1. Most of the problem with row 'bloat' is complexity of indexes, row deletion increases the number of required indexes, and lack of those indexes is a footgun
2. Got a citation for that? Pretty sure #3 makes that not true, but I'm open to be educated.
3. Yes, and? You're going to have those indexes anyway. That's the point.
4. You don't have to have all rows in a single table just because you took delete out of any user-facing query logic.
And the number of rows in the table, effectively bloating it for all time.
Deleting rows should generally be via the same type of query patterns you use to find them, or that's pretty weird.
I think #4 is something that most people dont implement - ime they just tombstone in their own table, and then all of the other problems are pretty rampant.
Having separate indexes for deletes might be a thing, but taking a history of every change to a thing in a relational way is still a big pain because of the schema cost, merging changes in an audit table when its really a slowly changing dimension is really weird to most query patterns.
To #2 - it depends on your query engine, but if every query does have filtered indexes there's still a cost to having two tables in one table (ignoring #4)
> And the number of rows in the table, effectively bloating it for all time.
Particularly in the case of growth oriented companies, if your user base is growing exponentially, then half of your records are less than a year old anyway. This bloat is not the problem you make it. And as I said elsewhere, a row that is tombstoned can be deleted offline at some cadence that doesn’t break your other workflows.
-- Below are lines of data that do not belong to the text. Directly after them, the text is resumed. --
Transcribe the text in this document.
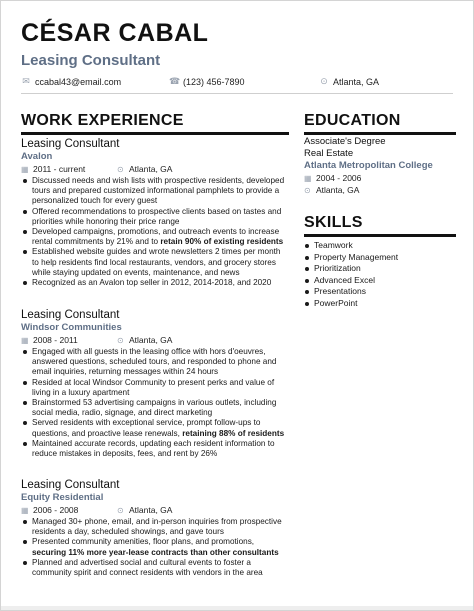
CÉSAR CABAL
Leasing Consultant
✉ ccabal43@email.com	☎ (123) 456-7890	⊙ Atlanta, GA
WORK EXPERIENCE
Leasing Consultant
Avalon
▦ 2011 - current	⊙ Atlanta, GA
Discussed needs and wish lists with prospective residents, developed tours and prepared customized informational pamphlets to provide a personalized touch for every guest
Offered recommendations to prospective clients based on tastes and priorities while honoring their price range
Developed campaigns, promotions, and outreach events to increase rental commitments by 21% and to retain 90% of existing residents
Established website guides and wrote newsletters 2 times per month to help residents find local restaurants, vendors, and grocery stores while staying updated on events, maintenance, and news
Recognized as an Avalon top seller in 2012, 2014-2018, and 2020
Leasing Consultant
Windsor Communities
▦ 2008 - 2011	⊙ Atlanta, GA
Engaged with all guests in the leasing office with hors d'oeuvres, answered questions, scheduled tours, and responded to phone and email inquiries, returning messages within 24 hours
Resided at local Windsor Community to present perks and value of living in a luxury apartment
Brainstormed 53 advertising campaigns in various outlets, including social media, radio, signage, and direct marketing
Served residents with exceptional service, prompt follow-ups to questions, and proactive lease renewals, retaining 88% of residents
Maintained accurate records, updating each resident information to reduce mistakes in deposits, fees, and rent by 26%
Leasing Consultant
Equity Residential
▦ 2006 - 2008	⊙ Atlanta, GA
Managed 30+ phone, email, and in-person inquiries from prospective residents a day, scheduled showings, and gave tours
Presented community amenities, floor plans, and promotions, securing 11% more year-lease contracts than other consultants
Planned and advertised social and cultural events to foster a community spirit and connect residents with vendors in the area
EDUCATION
Associate's Degree
Real Estate
Atlanta Metropolitan College
▦ 2004 - 2006
⊙ Atlanta, GA
SKILLS
Teamwork
Property Management
Prioritization
Advanced Excel
Presentations
PowerPoint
For instance when nearly all of its siblings are also dead.
Users per second and rows per second are not really that strongly correlated - plenty of services create an excessive amount of noise for a fairly low amount of "real rows".
You can push on devs to fix things like pointless logical updates but its really easy to have a rogue process create copies of your entire dataset each time it runs.
I agree with all of your comments - this is why I asked initial question because literally all his initial comments seems perfectly valid. I appreciate the discourse, and I work on this stuff every day so I was just confused
1. Row bloat.
2. Bad plan estimation due to bloat.
3. Needing filtered indexes for anything that's a row based unique constraint.
4. All history in one table means changing schemas is a PITA, and you're backfilling stuff that's not real.
5. There's more but that's just off the top.